A great topic for discussion, Dave.
Here I see two forces moving in opposite directions: the employers' idea of a lack of hirable talent, and a large percentage of STEM graduates available for work. (Did you catch this statistic from the article: between 2010-2020 in the US, there are projected 2.5 million STEM job openings, but the number of STEM graduates is greater than 3.8 million people!) Clearly STEM graduates are not finding STEM jobs, or positions looking for talent would be filled.
What can we do? I love two suggestions from the article: a focus on professional development and stopping intuition-based hiring.
In my experience encouraging an employee's career development is hard, and time-consuming. When faced with immediate needs and company growth goals, I feel that development gets moved to the bottom of the list subconsciously. In the same way that some PIs don't really understand how to help a student choose a career, some managers leave development for a once-yearly performance review.
Stopping intuition-based hiring is another very slippery subject, but I think there's a large upside to both the economy and the company.

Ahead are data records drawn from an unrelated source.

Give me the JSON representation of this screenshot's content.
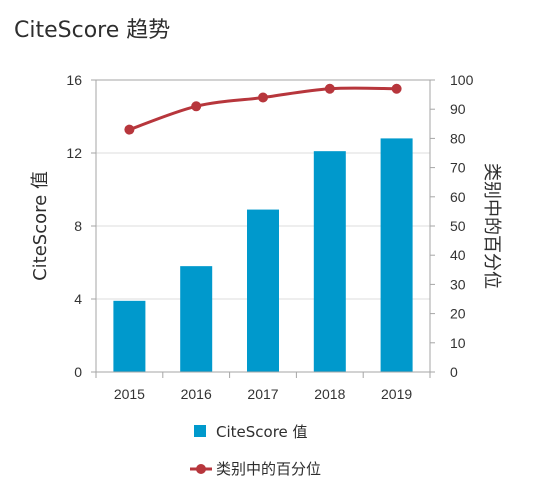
{
  "page": {
    "title": "CiteScore 趋势"
  },
  "colors": {
    "bar": "#0099cc",
    "line": "#b7363c",
    "grid": "#dddddd",
    "axis": "#a6a6a6"
  },
  "chart_data": {
    "type": "bar+line",
    "categories": [
      "2015",
      "2016",
      "2017",
      "2018",
      "2019"
    ],
    "series": [
      {
        "name": "CiteScore 值",
        "type": "bar",
        "axis": "left",
        "values": [
          3.9,
          5.8,
          8.9,
          12.1,
          12.8
        ]
      },
      {
        "name": "类别中的百分位",
        "type": "line",
        "axis": "right",
        "values": [
          83,
          91,
          94,
          97,
          97
        ]
      }
    ],
    "ylabel": "CiteScore 值",
    "ylim": [
      0,
      16
    ],
    "yticks": [
      0,
      4,
      8,
      12,
      16
    ],
    "y2label": "类别中的百分位",
    "y2lim": [
      0,
      100
    ],
    "y2ticks": [
      0,
      10,
      20,
      30,
      40,
      50,
      60,
      70,
      80,
      90,
      100
    ],
    "grid": true,
    "legend_position": "bottom"
  }
}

I'm thinking back to a controversial piece of writing from a small-company software CEO Brooke Allen: How my life was changed when I began caring about the people I did not hire
https://web.archive.org/web/20160304022853/http://brookeallen.com/pages/archives/1234In the 2000s, he gauged the interest of his applicants, but not their resumes. He trained applicants in a computing language, gave them a real-world problem, and then, most importantly,
promoted them to his colleagues after he saw their interest. Many of his applicants would have been otherwise rejects: new graduates, career changers, minorities. If he couldn't hire them, he was able to get them offers from other companies.
Is this optimal for the life sciences? Maybe not, and I can't advocate for giving someone homework without compensation. But such a radical approach like this might be what we need to break free of the opposing forces that keep the "talent storage" stuck.